ADA-Center

Analytics, Daten und Anwendungen – Pläne zu einer einmaligen Forschungsinfrastruktur zur Unterstützung der bayerischen Wirtschaft

Daten gelten als der Rohstoff der digitalen Welt. Die Beherrschung dieser Daten, deren Analyse und Auswertung sind für Unternehmen bereits jetzt und zukünftig von zentraler Bedeutung, um wettbewerbsfähig zu bleiben.

Die Entwicklung von Modellen und Methoden einerseits und die Ausbildung von entsprechenden Nachwuchskräften andererseits kann nur in engem Kontakt zwischen Wissenschaft und Industrie erfolgen. Das Fraunhofer IIS möchte diesen Bedarf aufgreifen und gleichzeitig seinen Forschungsschwerpunkt »kognitive Sensorik« erweitern.  

Dabei will es eng mit der Friedrich-Alexander-Universität Erlangen-Nürnberg, vor allem mit Prof. Dr. Alexander Martin (Wirtschaftsmathematik) sowie der Ludwig-Maximilians-Universität München und weiteren bayerischen Universitäten kooperieren.

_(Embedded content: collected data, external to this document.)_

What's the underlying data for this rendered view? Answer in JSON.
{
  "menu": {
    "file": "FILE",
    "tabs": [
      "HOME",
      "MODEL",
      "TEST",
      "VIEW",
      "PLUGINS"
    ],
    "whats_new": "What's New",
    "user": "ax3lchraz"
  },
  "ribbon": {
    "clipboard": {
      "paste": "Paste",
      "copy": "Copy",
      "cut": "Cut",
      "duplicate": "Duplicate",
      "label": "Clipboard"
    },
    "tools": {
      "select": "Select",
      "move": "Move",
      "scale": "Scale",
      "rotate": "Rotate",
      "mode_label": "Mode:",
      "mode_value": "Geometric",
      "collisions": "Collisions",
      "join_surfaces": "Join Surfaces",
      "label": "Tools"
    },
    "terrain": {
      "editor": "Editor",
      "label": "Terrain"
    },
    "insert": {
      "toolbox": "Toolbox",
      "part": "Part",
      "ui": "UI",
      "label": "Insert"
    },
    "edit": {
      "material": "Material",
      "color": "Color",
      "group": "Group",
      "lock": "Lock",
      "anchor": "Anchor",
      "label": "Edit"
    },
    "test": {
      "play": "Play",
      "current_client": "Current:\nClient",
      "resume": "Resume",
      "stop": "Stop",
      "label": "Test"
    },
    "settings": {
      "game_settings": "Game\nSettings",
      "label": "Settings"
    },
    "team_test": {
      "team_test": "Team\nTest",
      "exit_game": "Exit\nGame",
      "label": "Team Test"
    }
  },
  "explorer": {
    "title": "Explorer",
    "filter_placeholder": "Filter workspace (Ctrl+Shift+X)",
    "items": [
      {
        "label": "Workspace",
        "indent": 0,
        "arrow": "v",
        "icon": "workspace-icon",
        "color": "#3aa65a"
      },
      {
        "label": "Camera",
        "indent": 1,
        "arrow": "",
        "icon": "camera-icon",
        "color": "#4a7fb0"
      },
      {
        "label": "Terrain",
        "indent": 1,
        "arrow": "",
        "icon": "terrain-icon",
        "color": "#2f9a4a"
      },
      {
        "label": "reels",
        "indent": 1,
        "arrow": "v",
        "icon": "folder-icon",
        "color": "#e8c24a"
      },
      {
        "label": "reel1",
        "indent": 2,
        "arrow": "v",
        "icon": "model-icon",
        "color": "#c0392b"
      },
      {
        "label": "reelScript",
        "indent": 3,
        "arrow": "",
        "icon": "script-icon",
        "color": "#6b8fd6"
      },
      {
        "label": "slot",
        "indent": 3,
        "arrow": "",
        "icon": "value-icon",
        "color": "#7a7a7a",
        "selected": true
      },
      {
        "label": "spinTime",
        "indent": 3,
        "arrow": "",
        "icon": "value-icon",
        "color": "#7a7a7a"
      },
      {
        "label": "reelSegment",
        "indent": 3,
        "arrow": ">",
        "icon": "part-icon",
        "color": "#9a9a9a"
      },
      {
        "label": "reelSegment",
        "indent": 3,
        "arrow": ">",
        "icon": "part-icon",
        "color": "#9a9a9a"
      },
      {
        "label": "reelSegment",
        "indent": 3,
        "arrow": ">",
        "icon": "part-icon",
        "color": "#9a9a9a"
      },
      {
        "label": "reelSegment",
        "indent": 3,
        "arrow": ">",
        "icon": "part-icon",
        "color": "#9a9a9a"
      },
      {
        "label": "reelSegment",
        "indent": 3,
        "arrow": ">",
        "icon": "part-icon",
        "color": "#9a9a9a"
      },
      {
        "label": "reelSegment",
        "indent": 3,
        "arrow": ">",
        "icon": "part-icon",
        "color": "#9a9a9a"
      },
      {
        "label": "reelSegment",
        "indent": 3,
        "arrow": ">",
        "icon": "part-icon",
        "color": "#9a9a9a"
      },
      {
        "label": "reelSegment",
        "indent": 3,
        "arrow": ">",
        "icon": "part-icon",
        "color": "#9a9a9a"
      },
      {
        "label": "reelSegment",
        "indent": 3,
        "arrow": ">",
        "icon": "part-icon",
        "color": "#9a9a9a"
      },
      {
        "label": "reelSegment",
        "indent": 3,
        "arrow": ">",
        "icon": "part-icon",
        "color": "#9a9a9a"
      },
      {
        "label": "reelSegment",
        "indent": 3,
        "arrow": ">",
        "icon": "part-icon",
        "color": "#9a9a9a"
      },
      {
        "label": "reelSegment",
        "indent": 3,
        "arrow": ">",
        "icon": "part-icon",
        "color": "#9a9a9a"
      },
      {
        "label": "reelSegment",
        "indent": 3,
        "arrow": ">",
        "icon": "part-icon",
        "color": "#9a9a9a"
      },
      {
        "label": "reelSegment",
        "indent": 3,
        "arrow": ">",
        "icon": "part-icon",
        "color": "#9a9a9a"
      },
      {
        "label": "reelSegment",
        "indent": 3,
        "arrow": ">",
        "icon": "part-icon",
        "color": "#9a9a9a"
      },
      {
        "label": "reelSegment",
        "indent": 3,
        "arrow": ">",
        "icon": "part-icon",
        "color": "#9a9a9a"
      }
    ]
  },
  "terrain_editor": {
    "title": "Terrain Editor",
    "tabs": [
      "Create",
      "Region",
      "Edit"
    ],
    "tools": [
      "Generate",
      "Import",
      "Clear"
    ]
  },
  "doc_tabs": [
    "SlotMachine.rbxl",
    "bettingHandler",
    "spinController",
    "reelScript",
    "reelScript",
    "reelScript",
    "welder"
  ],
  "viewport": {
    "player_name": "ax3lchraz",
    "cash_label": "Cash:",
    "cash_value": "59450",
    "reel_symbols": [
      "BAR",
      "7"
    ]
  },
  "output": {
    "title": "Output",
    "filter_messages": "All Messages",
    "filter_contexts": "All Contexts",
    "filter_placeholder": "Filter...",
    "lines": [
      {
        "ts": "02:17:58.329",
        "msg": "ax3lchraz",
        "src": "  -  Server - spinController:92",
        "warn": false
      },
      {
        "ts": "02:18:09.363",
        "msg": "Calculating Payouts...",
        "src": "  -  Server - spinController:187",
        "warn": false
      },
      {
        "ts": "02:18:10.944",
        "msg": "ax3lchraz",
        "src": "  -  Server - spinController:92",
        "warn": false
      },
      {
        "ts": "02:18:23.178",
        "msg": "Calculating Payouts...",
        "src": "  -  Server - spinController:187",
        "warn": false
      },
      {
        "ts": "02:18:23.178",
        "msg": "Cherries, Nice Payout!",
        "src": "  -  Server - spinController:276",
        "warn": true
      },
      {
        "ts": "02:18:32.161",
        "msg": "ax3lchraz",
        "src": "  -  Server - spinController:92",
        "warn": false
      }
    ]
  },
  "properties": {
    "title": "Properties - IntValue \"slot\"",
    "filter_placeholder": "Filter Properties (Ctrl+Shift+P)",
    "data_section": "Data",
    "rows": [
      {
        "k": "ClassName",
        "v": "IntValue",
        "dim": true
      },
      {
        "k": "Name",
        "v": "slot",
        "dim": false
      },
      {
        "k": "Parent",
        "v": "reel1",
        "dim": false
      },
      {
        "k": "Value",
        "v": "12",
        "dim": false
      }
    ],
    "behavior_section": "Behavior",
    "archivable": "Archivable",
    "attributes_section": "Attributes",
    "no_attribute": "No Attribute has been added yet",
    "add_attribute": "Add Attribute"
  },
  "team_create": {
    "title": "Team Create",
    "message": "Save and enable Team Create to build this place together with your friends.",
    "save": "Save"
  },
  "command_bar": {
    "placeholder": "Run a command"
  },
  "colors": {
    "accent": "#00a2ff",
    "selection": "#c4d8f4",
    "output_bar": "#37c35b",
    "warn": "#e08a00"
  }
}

Im Industrie- und Forschungsumfeld des Fraunhofer IIS sind die besten Voraussetzungen für dieses Vorhaben gegeben. Das ADA-Center soll Unternehmen nachhaltige Verbesserung ihrer Geschäftsprozesse bieten, wie zum Beispiel kürzere Reaktionszeiten auf sich ändernde Prozesse oder Kundenbedarfe, höhere Entscheidungsqualität, neue Geschäftsfelder und -modelle für datengetriebene Dienstleistungen sowie direkten Zugriff auf Neuentwicklungen und gut ausgebildete Nachwuchskräfte. 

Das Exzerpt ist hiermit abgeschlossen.